When I ask Lou about the progressive nature of her work, how it fits into this culture, she replies, “I really hope with all my heart, every single thing that I’ve made in my life, for it to be work that stands for justice and for beauty.” She asserts, though, that she does not think her work will change anyone’s mind, however implicitly political its bent. “I really feel like we have to be political beings in our private lives. It has to just be part of what we do. Not just talking about it, but going out there and doing the work. And that’s how things will truly get better.”

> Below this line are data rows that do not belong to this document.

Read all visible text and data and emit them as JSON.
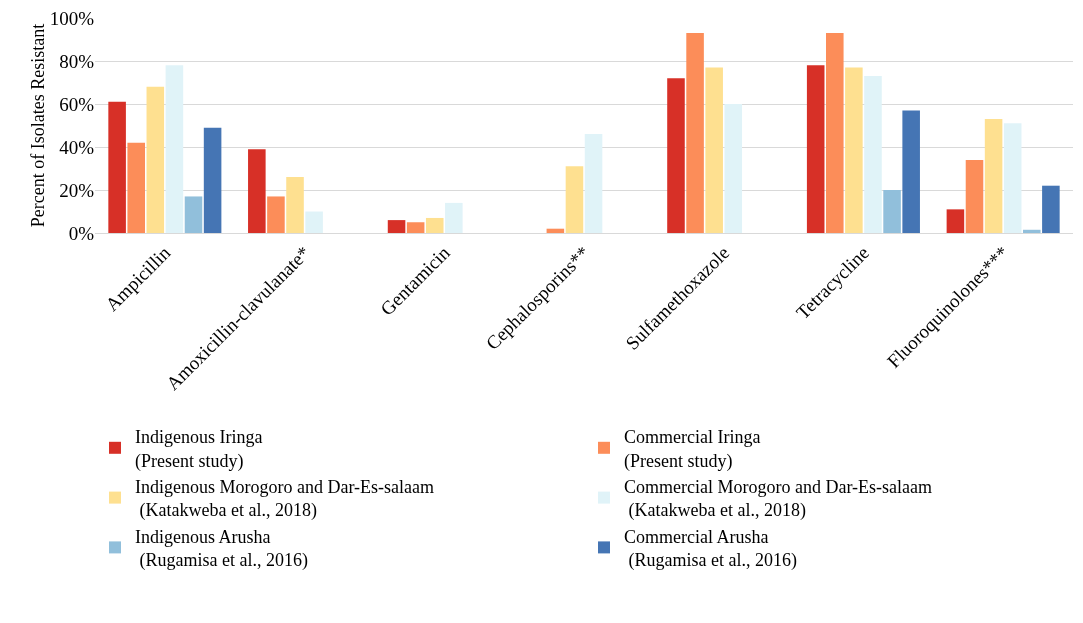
{
  "chart_data": {
    "type": "bar",
    "ylabel": "Percent of Isolates Resistant",
    "categories": [
      "Ampicillin",
      "Amoxicillin-clavulanate*",
      "Gentamicin",
      "Cephalosporins**",
      "Sulfamethoxazole",
      "Tetracycline",
      "Fluoroquinolones***"
    ],
    "series": [
      {
        "name": "Indigenous Iringa\n(Present study)",
        "color": "#d73027",
        "values": [
          61,
          39,
          6,
          null,
          72,
          78,
          11
        ]
      },
      {
        "name": "Commercial Iringa\n(Present study)",
        "color": "#fc8d59",
        "values": [
          42,
          17,
          5,
          2,
          93,
          93,
          34
        ]
      },
      {
        "name": "Indigenous Morogoro and Dar-Es-salaam\n (Katakweba et al., 2018)",
        "color": "#fee090",
        "values": [
          68,
          26,
          7,
          31,
          77,
          77,
          53
        ]
      },
      {
        "name": "Commercial Morogoro and Dar-Es-salaam\n (Katakweba et al., 2018)",
        "color": "#e0f3f8",
        "values": [
          78,
          10,
          14,
          46,
          60,
          73,
          51
        ]
      },
      {
        "name": "Indigenous Arusha\n (Rugamisa et al., 2016)",
        "color": "#91bfdb",
        "values": [
          17,
          null,
          null,
          null,
          null,
          20,
          1.5
        ]
      },
      {
        "name": "Commercial Arusha\n (Rugamisa et al., 2016)",
        "color": "#4575b4",
        "values": [
          49,
          null,
          null,
          null,
          null,
          57,
          22
        ]
      }
    ],
    "ylim": [
      0,
      100
    ],
    "yticks": [
      {
        "value": 0,
        "label": "0%"
      },
      {
        "value": 20,
        "label": "20%"
      },
      {
        "value": 40,
        "label": "40%"
      },
      {
        "value": 60,
        "label": "60%"
      },
      {
        "value": 80,
        "label": "80%"
      },
      {
        "value": 100,
        "label": "100%"
      }
    ],
    "grid": "y",
    "legend": "bottom"
  }
}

While Lou doubts her ability to shift perception, I suggest that her work engages an essential level of empathy that may build critical thinking and care (especially in how she reframes the familiar). “I feel as though being an artist is about asking really difficult questions. And when you do that, you’re going to get some difficult answers. So it’s about having the courage to live in a place of uncertainty, with discomfort,” she explained. “All the really important works that I care about–everything from, say, a novel by Virginia Woolf, or David Hammons’s sculpture, In the Hood, challenges and redefines the way we see the world and expands, as you say, our empathy and not to mention our experience of what an artwork can be. The writer, George Saunders, talks about the task of a writer being to make a scale model of the world and basically to see if it’s possible to see it in all of its complexity and love it more. I aspire to that. That’s what I aspire to in my work.”
“Making Knowing: Craft in Art, 1950–2019” will be on view at the Whitney Museum of American Art until February 2022.